"I don't suppose you've ever been out there, have you?"
"Out there? You mean, where the mechanoids live? Why, now that you mention it, I believe I was, once. But a long time ago—I must have been still living with my elders. It's not very enjoyable. Too big to call home, after all." With a short laugh, Paton emptied his glass again.
Sethos frowned. The idea that the world was so large fascinated him. As his contemporaries and their ancestors for unknown generations, Sethos had passed from dreamy childhood directly into the dream of adult life. He could barely recall the days of education, when drugged smoke and liquor were withheld, and life consisted of a different fairy world. How he had loved the gay mechanoid nurses, with their tinkling arms and bright colors! But of their world, the vast reaches of the planet outside the tiny circle of men, he knew very little. One fact was plain to him: it was unthinkably huge.
Sudden music poured from the house, gay and fast.

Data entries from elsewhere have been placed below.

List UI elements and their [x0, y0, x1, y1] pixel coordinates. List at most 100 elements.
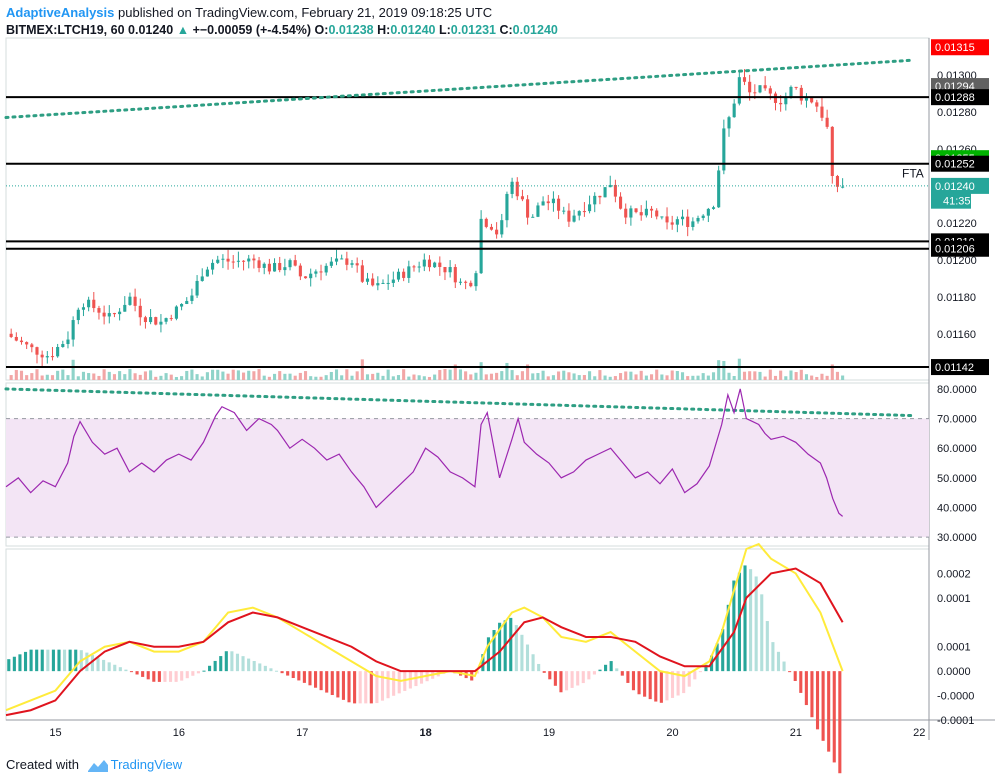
rsi-trendline [4, 387, 915, 418]
candle-body [634, 208, 638, 213]
candle-body [391, 279, 395, 283]
candle-body [340, 258, 344, 260]
candle-body [242, 260, 246, 262]
volume-bar [691, 375, 695, 380]
histogram-bar [598, 669, 602, 672]
last-price: 0.01240 [128, 23, 174, 37]
candle-body [247, 258, 251, 262]
candle-body [9, 333, 13, 337]
volume-bar [531, 373, 535, 380]
histogram-bar [46, 649, 50, 672]
candle-body [830, 126, 834, 176]
histogram-bar [202, 670, 206, 672]
candle-body [319, 271, 323, 273]
histogram-bar [698, 671, 702, 673]
candle-body [531, 216, 535, 218]
histogram-bar [771, 642, 775, 672]
candle-body [138, 305, 142, 318]
candle-body [262, 263, 266, 268]
histogram-bar [587, 671, 591, 680]
high-label: H: [377, 23, 391, 37]
time-tick-label: 15 [49, 727, 61, 739]
candle-body [567, 210, 571, 222]
author-link[interactable]: AdaptiveAnalysis [6, 5, 115, 20]
candle-body [221, 258, 225, 260]
volume-bar [169, 374, 173, 380]
volume-bar [572, 373, 576, 380]
macd-line [5, 542, 844, 712]
candle-body [303, 276, 308, 279]
histogram-bar [548, 671, 552, 680]
candle-body [794, 86, 798, 88]
volume-bar [360, 359, 364, 380]
candle-body [779, 102, 783, 105]
volume-bar [639, 370, 643, 380]
candle-body [773, 93, 778, 103]
volume-bar [9, 375, 13, 380]
volume-bar [758, 371, 762, 380]
candle-body [350, 263, 354, 265]
histogram-bar [68, 649, 72, 672]
volume-bar [226, 373, 230, 380]
histogram-bar [369, 671, 373, 704]
histogram-bar [286, 671, 290, 676]
volume-bar [686, 376, 690, 380]
volume-bar [205, 372, 209, 380]
candle-body [825, 117, 829, 127]
volume-bar [288, 373, 292, 380]
volume-bar [391, 376, 395, 380]
candle-body [205, 269, 209, 277]
histogram-bar [793, 671, 797, 681]
histogram-bar [102, 659, 106, 672]
histogram-bar [743, 565, 747, 672]
histogram-bar [185, 671, 189, 679]
volume-bar [763, 376, 767, 380]
candle-body [639, 212, 643, 216]
macd-tick-label: 0.0001 [937, 593, 971, 605]
candle-body [50, 356, 55, 358]
volume-bar [87, 373, 91, 380]
candle-body [216, 259, 220, 263]
histogram-bar [168, 671, 173, 682]
candle-body [541, 201, 545, 206]
candle-body [107, 313, 111, 317]
volume-bar [515, 375, 519, 380]
volume-bar [505, 362, 509, 380]
candle-body [118, 311, 122, 315]
candle-body [128, 296, 132, 305]
histogram-bar [129, 671, 134, 673]
time-tick-label: 22 [913, 727, 925, 739]
candle-body [143, 317, 147, 323]
candle-body [56, 347, 60, 357]
volume-bar [422, 376, 426, 380]
candle-body [329, 261, 333, 266]
candle-body [200, 276, 204, 281]
tradingview-brand[interactable]: TradingView [110, 757, 183, 772]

"Ha! The dancers!" exclaimed Paton, seeing the rows of gyrating figures beyond a pink translucent wall. "You must excuse me. I promised Matya I would watch her dance tonight."
Paton hurried away, leaving Sethos to wander along the dimly lighted terrace. The party had lightened his senses as expected, yet his thoughts were heavy. He remembered the library, and the strange legends in the books. Legends of ancient cities of men, over all the earth, and of the prehistoric machines used by men to travel great distances. And always in the old legends men were very much like the industrious mechanoids—ever building, ever moving....
How he wished he might live in those days! He knew the pleasure of creating, for he had been acclaimed a genius in music before he was twenty, and his mastery of painting and architecture had won the admiration of all the human zone. Still, he was not satisfied, and often lay awake in the early hours of morning after a stirring party, dreaming of those long-gone days of empire, when he could have ridden with the ancients through the sky on their winged craft, see their cities rise toward the clouds, experience the exciting pace of that life. What remarkable ambitions they must have had!
As Sethos reached the end of the terrace, he was hailed by a garmenter named Brin, standing with a group of men around a light projector. The colors sprayed up about their faces, matching the gaudy orange of Brin's trousers and the blue of his little plumed hat.
"Greetings, Sethos! How are the crops up North? Still live with Ela?"